On Mon, Mar 18, 2019, 8:24 AM Jonathan Moules <jonathan-li...@lightpear.com>
wrote:

> Hi Simon,
>
> Thanks for your thoughts. Sorry, I should have been clearer: I have no
> way of knowing if there are other open connections to the file - there
> may be as it's a web-application. So I'll assume there are connections.
>
> At this point I'm starting to think that the best option is to create a
> new database with the requisite structure and copy the data across via
> an ATTACH (there are only two tables and one will almost always be empty
> at this point).
>
> Any other thoughts welcome though!
> Cheers,
> Jonathan
>
> On 2019-03-18 13:37, Simon Slavin wrote:
> > On 18 Mar 2019, at 1:10pm, Jonathan Moules <jonathan-li...@lightpear.com>
> wrote:
> >
> >> I was wondering if there was a good way of backing up an SQLite
> database if you do *not* have access to the SQLite command line tool (which
> I know has .backup - https://stackoverflow.com/a/25684912). [snip]

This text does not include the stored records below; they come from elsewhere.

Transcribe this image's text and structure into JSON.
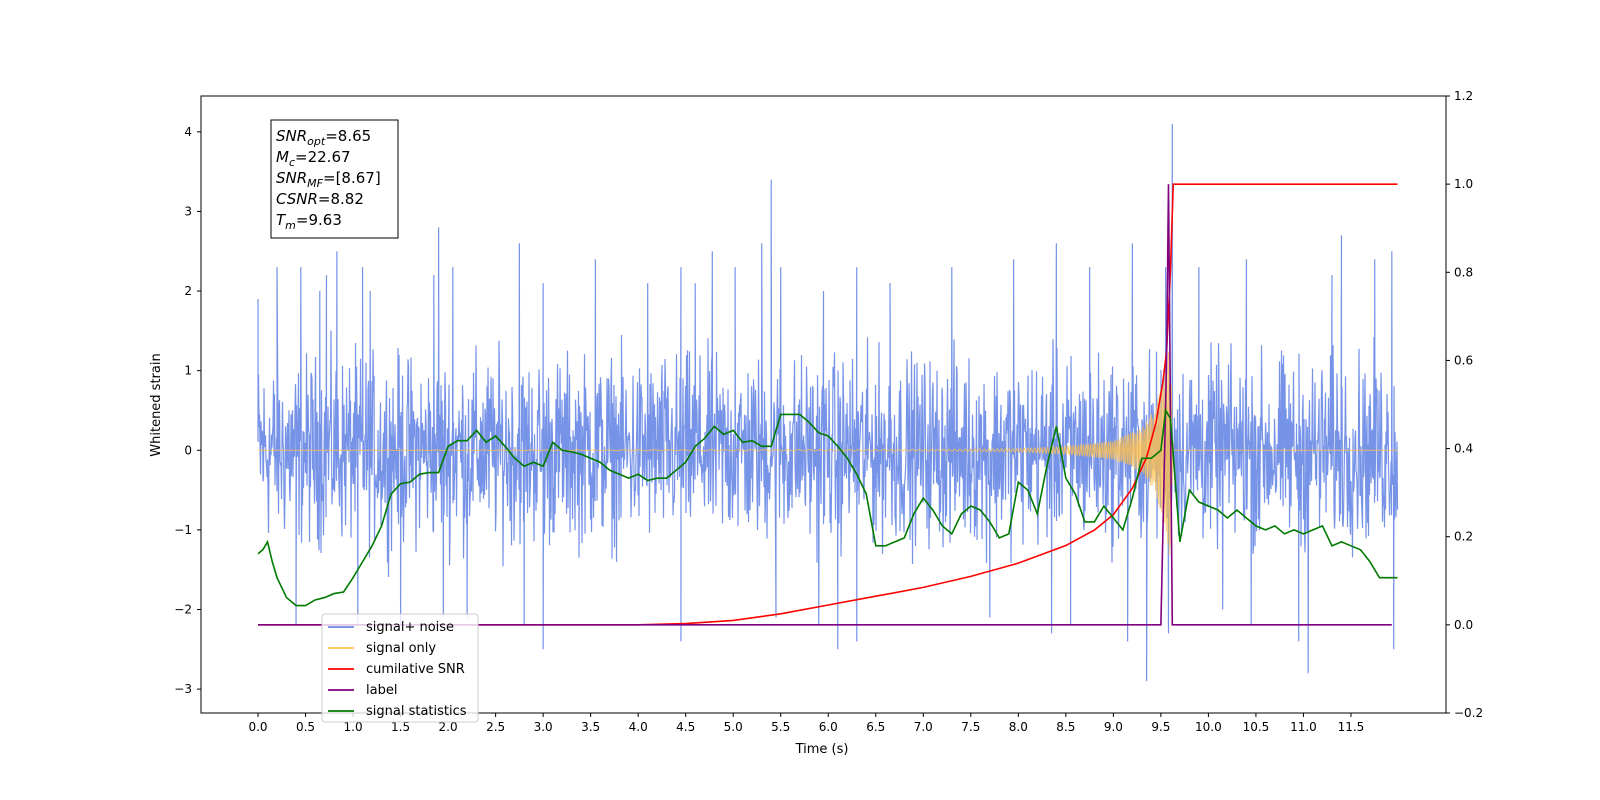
{
  "chart_data": {
    "type": "line",
    "xlabel": "Time (s)",
    "ylabel": "Whitened strain",
    "xlim": [
      -0.6,
      12.5
    ],
    "ylim": [
      -3.3,
      4.45
    ],
    "y2lim": [
      -0.2,
      1.2
    ],
    "x_ticks": [
      "0.0",
      "0.5",
      "1.0",
      "1.5",
      "2.0",
      "2.5",
      "3.0",
      "3.5",
      "4.0",
      "4.5",
      "5.0",
      "5.5",
      "6.0",
      "6.5",
      "7.0",
      "7.5",
      "8.0",
      "8.5",
      "9.0",
      "9.5",
      "10.0",
      "10.5",
      "11.0",
      "11.5"
    ],
    "x_tick_values": [
      0.0,
      0.5,
      1.0,
      1.5,
      2.0,
      2.5,
      3.0,
      3.5,
      4.0,
      4.5,
      5.0,
      5.5,
      6.0,
      6.5,
      7.0,
      7.5,
      8.0,
      8.5,
      9.0,
      9.5,
      10.0,
      10.5,
      11.0,
      11.5
    ],
    "y_ticks": [
      "−3",
      "−2",
      "−1",
      "0",
      "1",
      "2",
      "3",
      "4"
    ],
    "y_tick_values": [
      -3,
      -2,
      -1,
      0,
      1,
      2,
      3,
      4
    ],
    "y2_ticks": [
      "−0.2",
      "0.0",
      "0.2",
      "0.4",
      "0.6",
      "0.8",
      "1.0",
      "1.2"
    ],
    "y2_tick_values": [
      -0.2,
      0.0,
      0.2,
      0.4,
      0.6,
      0.8,
      1.0,
      1.2
    ],
    "grid": false,
    "legend_placement": "lower-left",
    "legend": [
      {
        "label": "signal+ noise",
        "color": "#6a8ae6"
      },
      {
        "label": "signal only",
        "color": "#ffc04d"
      },
      {
        "label": "cumilative SNR",
        "color": "#ff0000"
      },
      {
        "label": "label",
        "color": "#800080"
      },
      {
        "label": "signal statistics",
        "color": "#007a00"
      }
    ],
    "annotation": {
      "lines": [
        {
          "sym": "SNR",
          "sub": "opt",
          "val": "=8.65"
        },
        {
          "sym": "M",
          "sub": "c",
          "val": "=22.67"
        },
        {
          "sym": "SNR",
          "sub": "MF",
          "val": "=[8.67]"
        },
        {
          "sym": "CSNR",
          "sub": "",
          "val": "=8.82"
        },
        {
          "sym": "T",
          "sub": "m",
          "val": "=9.63"
        }
      ]
    },
    "series": [
      {
        "name": "signal+ noise",
        "axis": "left",
        "color": "#6a8ae6",
        "x_range": [
          0.0,
          11.99
        ],
        "level": [
          -1.6,
          1.6
        ],
        "spikes": [
          [
            0.0,
            1.9
          ],
          [
            0.2,
            2.3
          ],
          [
            0.45,
            2.3
          ],
          [
            0.65,
            2.0
          ],
          [
            0.72,
            2.2
          ],
          [
            0.83,
            2.5
          ],
          [
            1.1,
            2.3
          ],
          [
            1.18,
            2.0
          ],
          [
            1.85,
            2.2
          ],
          [
            1.9,
            2.8
          ],
          [
            2.05,
            2.3
          ],
          [
            2.75,
            2.6
          ],
          [
            3.0,
            2.1
          ],
          [
            3.55,
            2.4
          ],
          [
            4.1,
            2.1
          ],
          [
            4.45,
            2.3
          ],
          [
            4.6,
            2.1
          ],
          [
            4.78,
            2.5
          ],
          [
            5.02,
            2.3
          ],
          [
            5.3,
            2.6
          ],
          [
            5.4,
            3.4
          ],
          [
            5.5,
            2.3
          ],
          [
            5.95,
            2.0
          ],
          [
            6.3,
            2.3
          ],
          [
            6.65,
            2.1
          ],
          [
            7.3,
            2.3
          ],
          [
            7.95,
            2.4
          ],
          [
            8.4,
            2.6
          ],
          [
            8.75,
            2.3
          ],
          [
            9.2,
            2.6
          ],
          [
            9.55,
            2.3
          ],
          [
            9.62,
            4.1
          ],
          [
            9.9,
            2.3
          ],
          [
            10.4,
            2.4
          ],
          [
            11.3,
            2.2
          ],
          [
            11.4,
            2.7
          ],
          [
            11.75,
            2.4
          ],
          [
            11.93,
            2.5
          ],
          [
            0.4,
            -2.2
          ],
          [
            1.05,
            -2.2
          ],
          [
            1.5,
            -2.2
          ],
          [
            1.95,
            -2.1
          ],
          [
            2.2,
            -2.1
          ],
          [
            2.8,
            -2.2
          ],
          [
            3.0,
            -2.5
          ],
          [
            4.45,
            -2.4
          ],
          [
            5.45,
            -2.1
          ],
          [
            5.9,
            -2.2
          ],
          [
            6.1,
            -2.5
          ],
          [
            6.3,
            -2.4
          ],
          [
            7.7,
            -2.1
          ],
          [
            8.35,
            -2.3
          ],
          [
            8.55,
            -2.2
          ],
          [
            9.15,
            -2.4
          ],
          [
            9.35,
            -2.9
          ],
          [
            9.58,
            -2.3
          ],
          [
            10.15,
            -2.0
          ],
          [
            10.45,
            -2.2
          ],
          [
            10.95,
            -2.4
          ],
          [
            11.05,
            -2.8
          ],
          [
            11.95,
            -2.5
          ]
        ]
      },
      {
        "name": "signal only",
        "axis": "left",
        "color": "#ffc04d",
        "x_range": [
          0.0,
          11.99
        ],
        "envelope": [
          [
            0.0,
            0.0
          ],
          [
            7.0,
            0.01
          ],
          [
            8.0,
            0.02
          ],
          [
            8.5,
            0.05
          ],
          [
            9.0,
            0.12
          ],
          [
            9.3,
            0.28
          ],
          [
            9.45,
            0.55
          ],
          [
            9.55,
            1.1
          ],
          [
            9.6,
            1.4
          ],
          [
            9.63,
            0.0
          ],
          [
            11.99,
            0.0
          ]
        ]
      },
      {
        "name": "cumilative SNR",
        "axis": "right",
        "color": "#ff0000",
        "points": [
          [
            0.0,
            0.0
          ],
          [
            4.0,
            0.0
          ],
          [
            4.5,
            0.003
          ],
          [
            5.0,
            0.01
          ],
          [
            5.5,
            0.025
          ],
          [
            6.0,
            0.045
          ],
          [
            6.5,
            0.065
          ],
          [
            7.0,
            0.085
          ],
          [
            7.5,
            0.11
          ],
          [
            8.0,
            0.14
          ],
          [
            8.5,
            0.18
          ],
          [
            8.8,
            0.215
          ],
          [
            9.0,
            0.25
          ],
          [
            9.2,
            0.31
          ],
          [
            9.35,
            0.38
          ],
          [
            9.45,
            0.46
          ],
          [
            9.52,
            0.55
          ],
          [
            9.56,
            0.62
          ],
          [
            9.6,
            0.8
          ],
          [
            9.63,
            1.0
          ],
          [
            11.99,
            1.0
          ]
        ]
      },
      {
        "name": "label",
        "axis": "right",
        "color": "#800080",
        "points": [
          [
            0.0,
            0.0
          ],
          [
            9.5,
            0.0
          ],
          [
            9.56,
            0.6
          ],
          [
            9.58,
            1.0
          ],
          [
            9.6,
            0.5
          ],
          [
            9.62,
            0.0
          ],
          [
            11.93,
            0.0
          ]
        ]
      },
      {
        "name": "signal statistics",
        "axis": "left",
        "color": "#007a00",
        "points": [
          [
            0.0,
            -1.3
          ],
          [
            0.05,
            -1.25
          ],
          [
            0.1,
            -1.15
          ],
          [
            0.15,
            -1.4
          ],
          [
            0.2,
            -1.6
          ],
          [
            0.3,
            -1.85
          ],
          [
            0.4,
            -1.95
          ],
          [
            0.5,
            -1.95
          ],
          [
            0.6,
            -1.88
          ],
          [
            0.7,
            -1.85
          ],
          [
            0.8,
            -1.8
          ],
          [
            0.9,
            -1.78
          ],
          [
            1.0,
            -1.6
          ],
          [
            1.1,
            -1.4
          ],
          [
            1.2,
            -1.2
          ],
          [
            1.3,
            -0.95
          ],
          [
            1.35,
            -0.75
          ],
          [
            1.4,
            -0.55
          ],
          [
            1.5,
            -0.42
          ],
          [
            1.6,
            -0.4
          ],
          [
            1.7,
            -0.3
          ],
          [
            1.8,
            -0.28
          ],
          [
            1.9,
            -0.28
          ],
          [
            2.0,
            0.05
          ],
          [
            2.1,
            0.12
          ],
          [
            2.2,
            0.12
          ],
          [
            2.3,
            0.25
          ],
          [
            2.4,
            0.1
          ],
          [
            2.5,
            0.18
          ],
          [
            2.6,
            0.05
          ],
          [
            2.7,
            -0.1
          ],
          [
            2.8,
            -0.2
          ],
          [
            2.9,
            -0.15
          ],
          [
            3.0,
            -0.2
          ],
          [
            3.1,
            0.1
          ],
          [
            3.2,
            0.0
          ],
          [
            3.3,
            -0.02
          ],
          [
            3.4,
            -0.05
          ],
          [
            3.5,
            -0.1
          ],
          [
            3.6,
            -0.15
          ],
          [
            3.7,
            -0.25
          ],
          [
            3.8,
            -0.3
          ],
          [
            3.9,
            -0.35
          ],
          [
            4.0,
            -0.3
          ],
          [
            4.1,
            -0.38
          ],
          [
            4.2,
            -0.35
          ],
          [
            4.3,
            -0.35
          ],
          [
            4.4,
            -0.25
          ],
          [
            4.5,
            -0.15
          ],
          [
            4.6,
            0.05
          ],
          [
            4.7,
            0.15
          ],
          [
            4.8,
            0.3
          ],
          [
            4.9,
            0.2
          ],
          [
            5.0,
            0.25
          ],
          [
            5.1,
            0.1
          ],
          [
            5.2,
            0.12
          ],
          [
            5.3,
            0.05
          ],
          [
            5.4,
            0.05
          ],
          [
            5.5,
            0.45
          ],
          [
            5.6,
            0.45
          ],
          [
            5.7,
            0.45
          ],
          [
            5.8,
            0.35
          ],
          [
            5.9,
            0.22
          ],
          [
            6.0,
            0.18
          ],
          [
            6.1,
            0.05
          ],
          [
            6.2,
            -0.1
          ],
          [
            6.3,
            -0.3
          ],
          [
            6.4,
            -0.55
          ],
          [
            6.5,
            -1.2
          ],
          [
            6.6,
            -1.2
          ],
          [
            6.7,
            -1.15
          ],
          [
            6.8,
            -1.1
          ],
          [
            6.9,
            -0.8
          ],
          [
            7.0,
            -0.6
          ],
          [
            7.1,
            -0.75
          ],
          [
            7.2,
            -0.95
          ],
          [
            7.3,
            -1.05
          ],
          [
            7.4,
            -0.8
          ],
          [
            7.5,
            -0.7
          ],
          [
            7.6,
            -0.75
          ],
          [
            7.7,
            -0.9
          ],
          [
            7.8,
            -1.1
          ],
          [
            7.9,
            -1.05
          ],
          [
            8.0,
            -0.4
          ],
          [
            8.1,
            -0.5
          ],
          [
            8.2,
            -0.8
          ],
          [
            8.3,
            -0.2
          ],
          [
            8.4,
            0.3
          ],
          [
            8.5,
            -0.35
          ],
          [
            8.6,
            -0.55
          ],
          [
            8.7,
            -0.9
          ],
          [
            8.8,
            -0.9
          ],
          [
            8.9,
            -0.7
          ],
          [
            9.0,
            -0.85
          ],
          [
            9.1,
            -1.0
          ],
          [
            9.2,
            -0.6
          ],
          [
            9.3,
            -0.1
          ],
          [
            9.4,
            -0.1
          ],
          [
            9.5,
            0.0
          ],
          [
            9.55,
            0.5
          ],
          [
            9.6,
            0.4
          ],
          [
            9.7,
            -1.15
          ],
          [
            9.8,
            -0.5
          ],
          [
            9.9,
            -0.65
          ],
          [
            10.0,
            -0.7
          ],
          [
            10.1,
            -0.75
          ],
          [
            10.2,
            -0.85
          ],
          [
            10.3,
            -0.75
          ],
          [
            10.4,
            -0.85
          ],
          [
            10.5,
            -0.95
          ],
          [
            10.6,
            -1.0
          ],
          [
            10.7,
            -0.95
          ],
          [
            10.8,
            -1.05
          ],
          [
            10.9,
            -1.0
          ],
          [
            11.0,
            -1.05
          ],
          [
            11.1,
            -1.0
          ],
          [
            11.2,
            -0.95
          ],
          [
            11.3,
            -1.2
          ],
          [
            11.4,
            -1.15
          ],
          [
            11.5,
            -1.2
          ],
          [
            11.6,
            -1.25
          ],
          [
            11.7,
            -1.4
          ],
          [
            11.8,
            -1.6
          ],
          [
            11.9,
            -1.6
          ],
          [
            11.99,
            -1.6
          ]
        ]
      }
    ]
  }
}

> >> I've considered simply running "PRAGMA wal_checkpointer;" and then
> copying the file immediately after that, but that still seems prone to
> error.
> > Ideally, rather than force a WAL checkpoint, close the file, make the
> copy, then open it again.  This does not take significantly more time, and
> it ensures that you will copy the right thing no matter what caching and
> optimization your tools are trying to do.
> >
> > In more general terms ...
> >
> > Are you trying to backup while the database is being modified using
> SQLite function calls ?
> >
> > If not, then the data is just a single file.  Assuming all programs
> using SQLite calls closed their connections properly, just copy the file
> using any file copy commands, or file copy primatives in your favourite
> programming language.  In PHP I'd use the built-in copy command:
> >
> > <https://secure.php.net/manual/en/function.copy.php>
> >
> > There may be a journal file there and you can copy that too, but just
> the database file is enough for a backup for emergency purposes.
> >
> > If you're trying to copy a file while connections still have it open
> then you should use SQLite API calls to do it.  The obvious ones are in the
> SQLite Online Backup API, which is the set of calls underlying the
> '.backup' command you mentioned.  You can find documentation for this here:
> >
> > <https://www.sqlite.org/backup.html>
> >
> > Unfortunately I don't think the PHP sqlite3 tools give access to this
> API.
> >
> > Hope that helps.  Don't hesitate to get back to us if we can help.